The research paper titled "Self-Distillation Bridges Distribution Gap in LLM Fine-Tuning" introduces a novel approach to address a significant challenge encountered during the fine-tuning of LLMs for specific tasks. As the LLM paradigm continues to evolve with models like GPT-3 and PaLM, adapting these generalized models for particularized applications often leads to a distributional gap between the training datasets and the models’ inherent distributions, primarily due to differences in task specifications. This paper posits that this gap is a critical factor in the loss of general capabilities, such as instruction-following abilities, during task-specific fine-tuning, commonly known as catastrophic forgetting.

Research Contributions

The principal contribution of the paper is the introduction of a method termed Self-Distillation Fine-Tuning (SDFT). SDFT innovatively bridges the distribution gap by utilizing the LLM to generate a distilled dataset that mirrors the model's original distribution prior to fine-tuning. This dataset serves as guidance for the model during subsequent fine-tuning processes. Notably, this approach seeks to maintain baseline general capabilities while enhancing performance on specific downstream tasks.

Methodology

Self-Distillation Approach:

  • Dataset Generation: SDFT prompts the LLM to paraphrase original response outputs into distilled responses. This semantic rewriting maintains a similar distribution to the model’s pre-fine-tuning state. Figure 1 in the paper effectively illustrates how this preserves the model's capacity for various capabilities.
  • Task-Specific Fine-Tuning: The LLM is fine-tuned on this newly constructed distilled dataset rather than the original task-specific set, slowing distribution drift and minimizing the loss of non-target capabilities.

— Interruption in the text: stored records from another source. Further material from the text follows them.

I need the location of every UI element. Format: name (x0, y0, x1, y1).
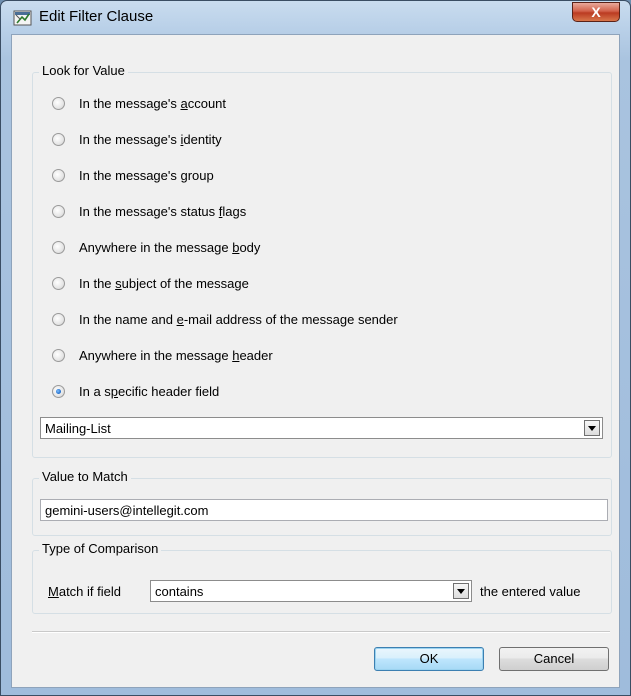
button-separator (32, 631, 610, 633)
comparison-combo[interactable]: contains (150, 580, 472, 602)
radio-option-label: In the message's account (79, 95, 227, 111)
dialog-window: Edit Filter Clause X Look for Value In t… (0, 0, 631, 696)
title-bar[interactable]: Edit Filter Clause X (1, 1, 630, 31)
filter-app-icon (13, 10, 32, 26)
entered-value-label: the entered value (480, 584, 581, 599)
radio-option[interactable]: In a specific header field (52, 380, 219, 402)
radio-button[interactable] (52, 312, 65, 326)
radio-button[interactable] (52, 204, 65, 218)
radio-option[interactable]: In the message's group (52, 164, 214, 186)
chevron-down-icon[interactable] (584, 420, 600, 436)
window-title: Edit Filter Clause (39, 8, 154, 25)
radio-option-label: Anywhere in the message header (79, 347, 273, 363)
radio-button[interactable] (52, 168, 65, 182)
radio-option[interactable]: Anywhere in the message body (52, 236, 260, 258)
look-for-value-legend: Look for Value (39, 63, 128, 78)
radio-option[interactable]: Anywhere in the message header (52, 344, 273, 366)
ok-button[interactable]: OK (374, 647, 484, 671)
radio-button[interactable] (52, 348, 65, 362)
radio-option[interactable]: In the message's account (52, 92, 226, 114)
radio-option-label: Anywhere in the message body (79, 239, 261, 255)
cancel-button[interactable]: Cancel (499, 647, 609, 671)
value-to-match-text: gemini-users@intellegit.com (45, 503, 209, 518)
radio-option-label: In the message's identity (79, 131, 222, 147)
radio-button-checked[interactable] (52, 384, 65, 398)
radio-button[interactable] (52, 132, 65, 146)
comparison-legend: Type of Comparison (39, 541, 162, 556)
radio-button[interactable] (52, 240, 65, 254)
chevron-down-icon[interactable] (453, 583, 469, 599)
radio-option[interactable]: In the message's identity (52, 128, 222, 150)
header-field-value: Mailing-List (45, 421, 111, 436)
header-field-combo[interactable]: Mailing-List (40, 417, 603, 439)
radio-button[interactable] (52, 96, 65, 110)
radio-option[interactable]: In the subject of the message (52, 272, 249, 294)
dialog-client-area: Look for Value In the message's account I… (11, 34, 620, 688)
radio-option[interactable]: In the message's status flags (52, 200, 246, 222)
radio-button[interactable] (52, 276, 65, 290)
value-to-match-input[interactable]: gemini-users@intellegit.com (40, 499, 608, 521)
radio-option-label: In the name and e-mail address of the me… (79, 311, 398, 327)
radio-option-label: In the message's status flags (79, 203, 247, 219)
close-icon: X (591, 4, 601, 20)
match-if-field-label: Match if field (48, 584, 121, 599)
radio-option-label: In the message's group (79, 167, 214, 183)
radio-option[interactable]: In the name and e-mail address of the me… (52, 308, 398, 330)
close-button[interactable]: X (572, 2, 620, 22)
comparison-value: contains (155, 584, 204, 599)
radio-option-label: In the subject of the message (79, 275, 249, 291)
value-to-match-legend: Value to Match (39, 469, 131, 484)
radio-option-label: In a specific header field (79, 383, 220, 399)
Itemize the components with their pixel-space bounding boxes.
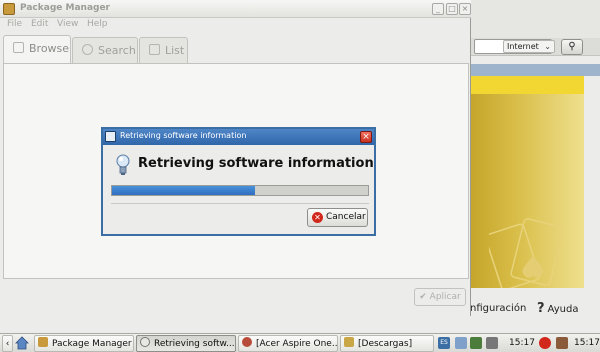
taskbar-item-label: Retrieving softw... xyxy=(154,339,235,349)
retrieving-dialog: Retrieving software information × Retrie… xyxy=(101,127,376,236)
browse-icon xyxy=(13,42,24,53)
package-icon xyxy=(105,131,116,142)
cancel-icon: ✕ xyxy=(312,212,323,223)
window-titlebar[interactable]: Package Manager _ □ × xyxy=(0,0,471,18)
menu-view[interactable]: View xyxy=(57,19,78,29)
search-icon: ⚲ xyxy=(568,41,576,52)
menu-help[interactable]: Help xyxy=(87,19,108,29)
tab-list[interactable]: List xyxy=(139,37,188,63)
progress-bar xyxy=(111,185,369,196)
clock-secondary[interactable]: 15:17 xyxy=(574,335,600,352)
show-desktop-button[interactable]: ‹ xyxy=(2,335,13,352)
menu-file[interactable]: File xyxy=(7,19,22,29)
dialog-close-button[interactable]: × xyxy=(360,131,372,143)
keyboard-layout-indicator[interactable]: ES xyxy=(438,337,450,349)
clock[interactable]: 15:17 xyxy=(509,335,535,352)
power-icon[interactable] xyxy=(539,337,551,349)
minimize-button[interactable]: _ xyxy=(432,3,444,15)
browser-toolbar-area xyxy=(470,0,600,38)
lightbulb-icon xyxy=(116,154,130,175)
dialog-heading: Retrieving software information xyxy=(138,156,374,171)
menu-edit[interactable]: Edit xyxy=(31,19,48,29)
list-icon xyxy=(149,44,160,55)
folder-icon xyxy=(344,337,354,347)
dialog-separator xyxy=(111,203,369,204)
spinner-icon xyxy=(140,337,150,347)
taskbar: ‹ Package Manager Retrieving softw... [A… xyxy=(0,333,600,352)
taskbar-item-label: [Descargas] xyxy=(358,339,413,349)
dialog-title: Retrieving software information xyxy=(120,131,247,140)
tab-browse-label: Browse xyxy=(29,42,70,55)
menu-bar: File Edit View Help xyxy=(0,18,471,33)
home-icon[interactable] xyxy=(15,335,31,352)
taskbar-item-label: Package Manager xyxy=(52,339,132,349)
browser-yellow-bar xyxy=(470,76,584,94)
help-icon: ? xyxy=(537,301,545,316)
playing-card-image xyxy=(489,218,564,288)
search-icon xyxy=(82,44,93,55)
taskbar-item-browser[interactable]: [Acer Aspire One... xyxy=(238,335,338,352)
window-title: Package Manager xyxy=(20,3,110,13)
search-button[interactable]: ⚲ xyxy=(561,39,583,55)
battery-icon[interactable] xyxy=(470,337,482,349)
wifi-icon[interactable] xyxy=(455,337,467,349)
taskbar-item-label: [Acer Aspire One... xyxy=(256,339,338,349)
package-icon xyxy=(3,3,15,15)
search-engine-label: Internet xyxy=(507,42,539,51)
package-icon xyxy=(38,337,48,347)
taskbar-item-downloads[interactable]: [Descargas] xyxy=(340,335,434,352)
tab-bar: Browse Search List xyxy=(0,35,471,63)
volume-icon[interactable] xyxy=(486,337,498,349)
browser-header-band xyxy=(470,64,600,76)
dialog-titlebar[interactable]: Retrieving software information × xyxy=(103,129,374,145)
cancel-button[interactable]: ✕ Cancelar xyxy=(307,208,368,227)
maximize-button[interactable]: □ xyxy=(446,3,458,15)
tab-search-label: Search xyxy=(98,44,136,57)
help-link[interactable]: ? Ayuda xyxy=(537,301,578,316)
apply-label: Aplicar xyxy=(429,292,461,302)
tab-search[interactable]: Search xyxy=(72,37,138,63)
tab-list-label: List xyxy=(165,44,185,57)
taskbar-item-package-manager[interactable]: Package Manager xyxy=(34,335,134,352)
chevron-down-icon: ⌄ xyxy=(544,42,551,51)
check-icon: ✔ xyxy=(419,292,430,302)
trash-icon[interactable] xyxy=(556,337,568,349)
config-link[interactable]: nfiguración xyxy=(470,303,526,314)
browser-icon xyxy=(242,337,252,347)
progress-bar-fill xyxy=(112,186,256,195)
cancel-label: Cancelar xyxy=(326,212,366,222)
tab-browse[interactable]: Browse xyxy=(3,35,71,63)
search-engine-dropdown[interactable]: Internet ⌄ xyxy=(503,40,555,53)
taskbar-item-retrieving[interactable]: Retrieving softw... xyxy=(136,335,236,352)
close-button[interactable]: × xyxy=(459,3,471,15)
help-label: Ayuda xyxy=(547,304,579,315)
apply-button[interactable]: ✔ Aplicar xyxy=(414,288,466,306)
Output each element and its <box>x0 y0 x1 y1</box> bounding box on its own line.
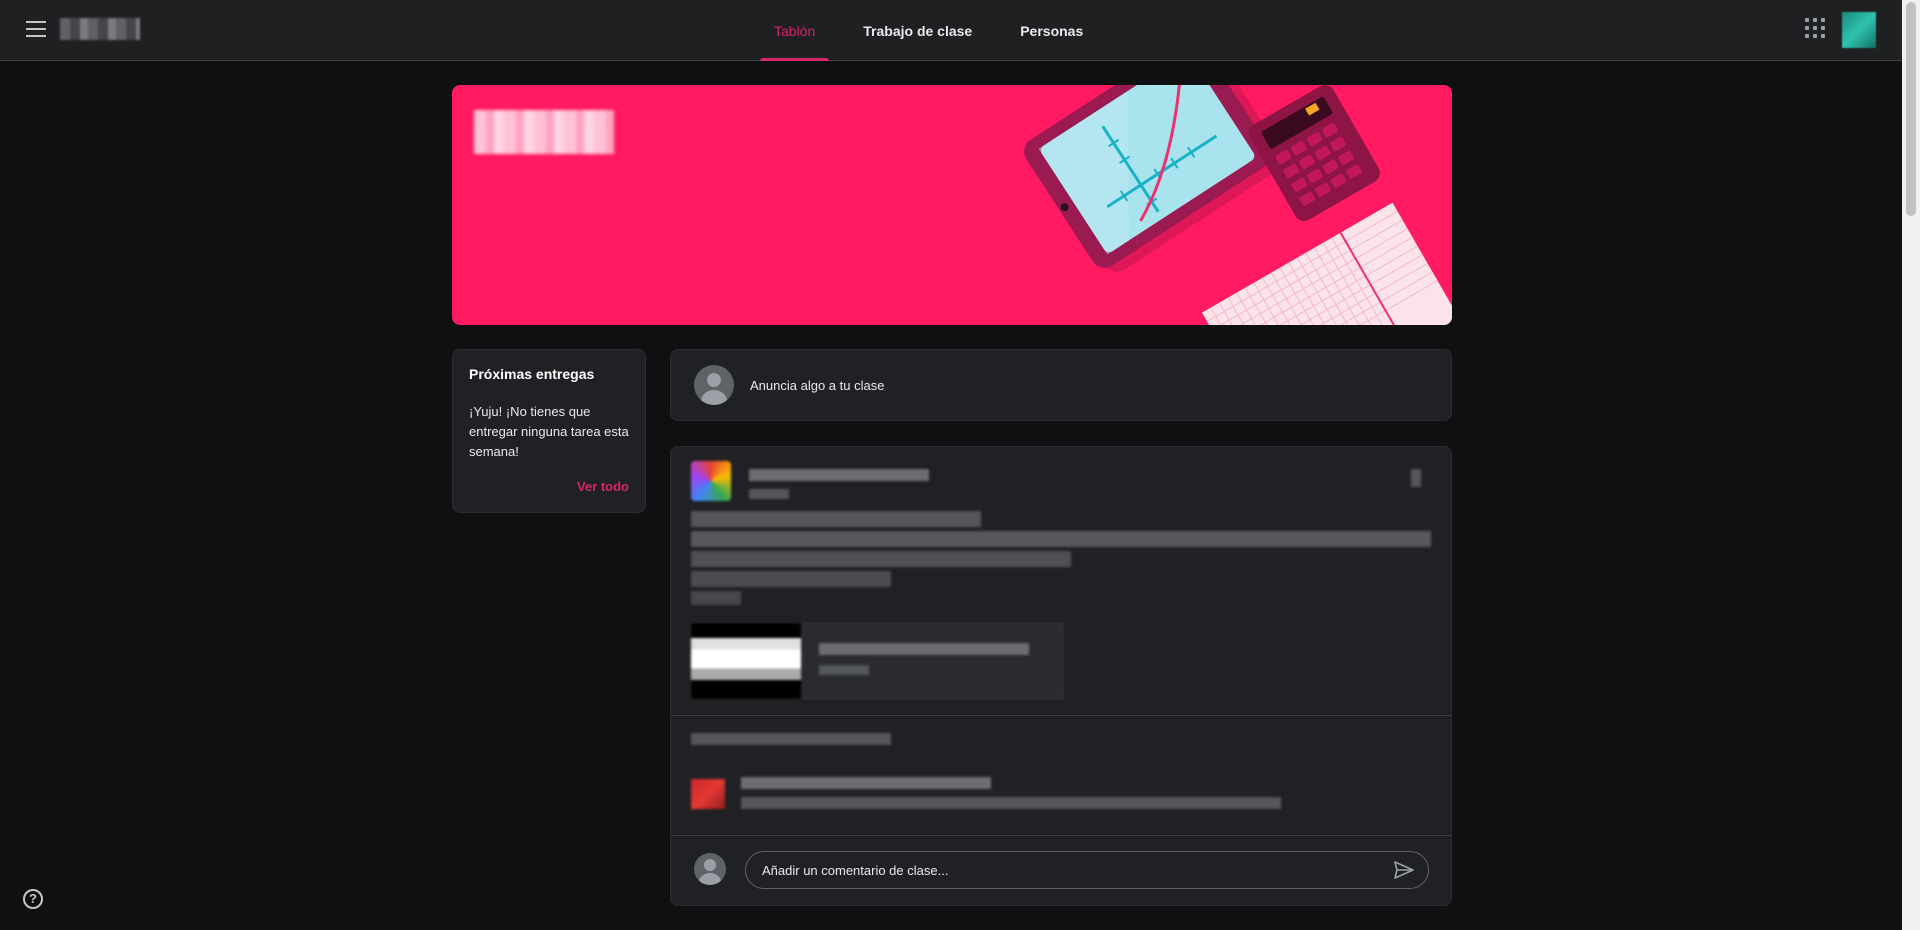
commenter-avatar-redacted <box>691 779 725 809</box>
tab-stream[interactable]: Tablón <box>750 0 839 61</box>
divider <box>671 835 1451 836</box>
main-tabs: Tablón Trabajo de clase Personas <box>750 0 1107 61</box>
tab-classwork[interactable]: Trabajo de clase <box>839 0 996 61</box>
attachment-thumbnail <box>691 623 801 699</box>
upcoming-title: Próximas entregas <box>469 366 595 382</box>
post-body-line <box>691 551 1071 567</box>
author-avatar-redacted <box>691 461 731 501</box>
class-title-redacted <box>474 110 614 154</box>
commenter-name-redacted <box>741 777 991 789</box>
class-comments-count-redacted[interactable] <box>691 733 891 745</box>
post-body-line <box>691 531 1431 547</box>
announce-placeholder: Anuncia algo a tu clase <box>750 378 885 393</box>
comment-text-redacted <box>741 797 1281 809</box>
post-body-line <box>691 591 741 605</box>
class-name-redacted[interactable] <box>60 18 140 40</box>
class-comment-input[interactable] <box>745 851 1429 889</box>
send-icon[interactable] <box>1392 858 1416 882</box>
scrollbar[interactable] <box>1902 0 1920 930</box>
announce-box[interactable]: Anuncia algo a tu clase <box>670 349 1452 421</box>
author-name-redacted <box>749 469 929 481</box>
class-banner <box>452 85 1452 325</box>
upcoming-work-card: Próximas entregas ¡Yuju! ¡No tienes que … <box>452 349 646 513</box>
user-avatar <box>694 853 726 885</box>
scrollbar-thumb[interactable] <box>1906 2 1916 216</box>
help-icon[interactable]: ? <box>23 889 43 909</box>
divider <box>671 715 1451 716</box>
top-app-bar: Tablón Trabajo de clase Personas <box>0 0 1902 61</box>
hamburger-menu-icon[interactable] <box>20 16 52 44</box>
post-options-icon[interactable] <box>1411 469 1421 487</box>
post-body-line <box>691 571 891 587</box>
user-avatar <box>694 365 734 405</box>
stream-post <box>670 446 1452 906</box>
apps-grid-icon[interactable] <box>1805 18 1827 40</box>
upcoming-message: ¡Yuju! ¡No tienes que entregar ninguna t… <box>469 404 629 459</box>
account-avatar[interactable] <box>1842 12 1876 48</box>
post-body-line <box>691 511 981 527</box>
tab-people[interactable]: Personas <box>996 0 1107 61</box>
attachment-title-redacted <box>819 643 1029 655</box>
attachment-type-redacted <box>819 665 869 675</box>
view-all-link[interactable]: Ver todo <box>577 479 629 494</box>
post-date-redacted <box>749 489 789 499</box>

The paper details the usage of LoRA (Low Rank Adaptation) for computational efficiency and sensible usage of resources during model adaptation.

Experimental Insights and Results

The authors evaluate the efficacy of SDFT using the Llama-2-chat model across several benchmarks including mathematical reasoning, code generation, and general task alignment tasks. Notably, when fine-tuned using SDFT, the model consistently outperforms traditionally fine-tuned models in retaining prior learned capabilities while achieving improved or comparable task-specific performance. For instance, in coding tasks evaluated on the HumanEval benchmark, SDFT not only retained prior model performance levels (pass@1 moved from 13.4 to 15.2) but also improved them beyond the baseline (27% performance loss was mitigated).

Safety and Helpfulness Alignment:

The empirical evaluations reveal that SDFT holds potential for preserving safety and helpfulness alignments in LLMs. Standard fine-tuning often degrades these metrics, posing safety risks. SDFT effectively mitigates degradation (e.g., safety alignment saw less than a 1% drop compared to up to 20% with vanilla fine-tuning).

Theoretical Implications and Future Research

From a theoretical standpoint, SDFT suggests a promising trajectory in model fine-tuning paradigms that prioritize the preservation of generalized language capabilities. It provides a methodological foundation upon which future improvements can be constructed, particularly pertaining to efficiency and scope in real-world applications.

Impactful future developments could explore:

  • More advanced distillation techniques or blended methods that combine self-distillation with other continual learning approaches to further alleviate catastrophic forgetting.
  • Broader evaluations against a wider variety of LLM architectures and more diversified datasets to validate the generalizability of SDFT.
  • Exploration into more nuanced safety and task alignment conditions, ensuring the model’s robust real-time response across diverse unseen scenarios.

Conclusion

In summary, the paper significant advances the conversation on LLM fine-tuning by proposing SDFT. This method strategically minimizes distributional discrepancies that jeopardize LLMs' multifaceted abilities. As the landscape of AI grows increasingly sophisticated, approaches like SDFT will be pivotal in balancing task-specific acuity and versatile general functional competencies, ensuring finer control over model adaptation processes.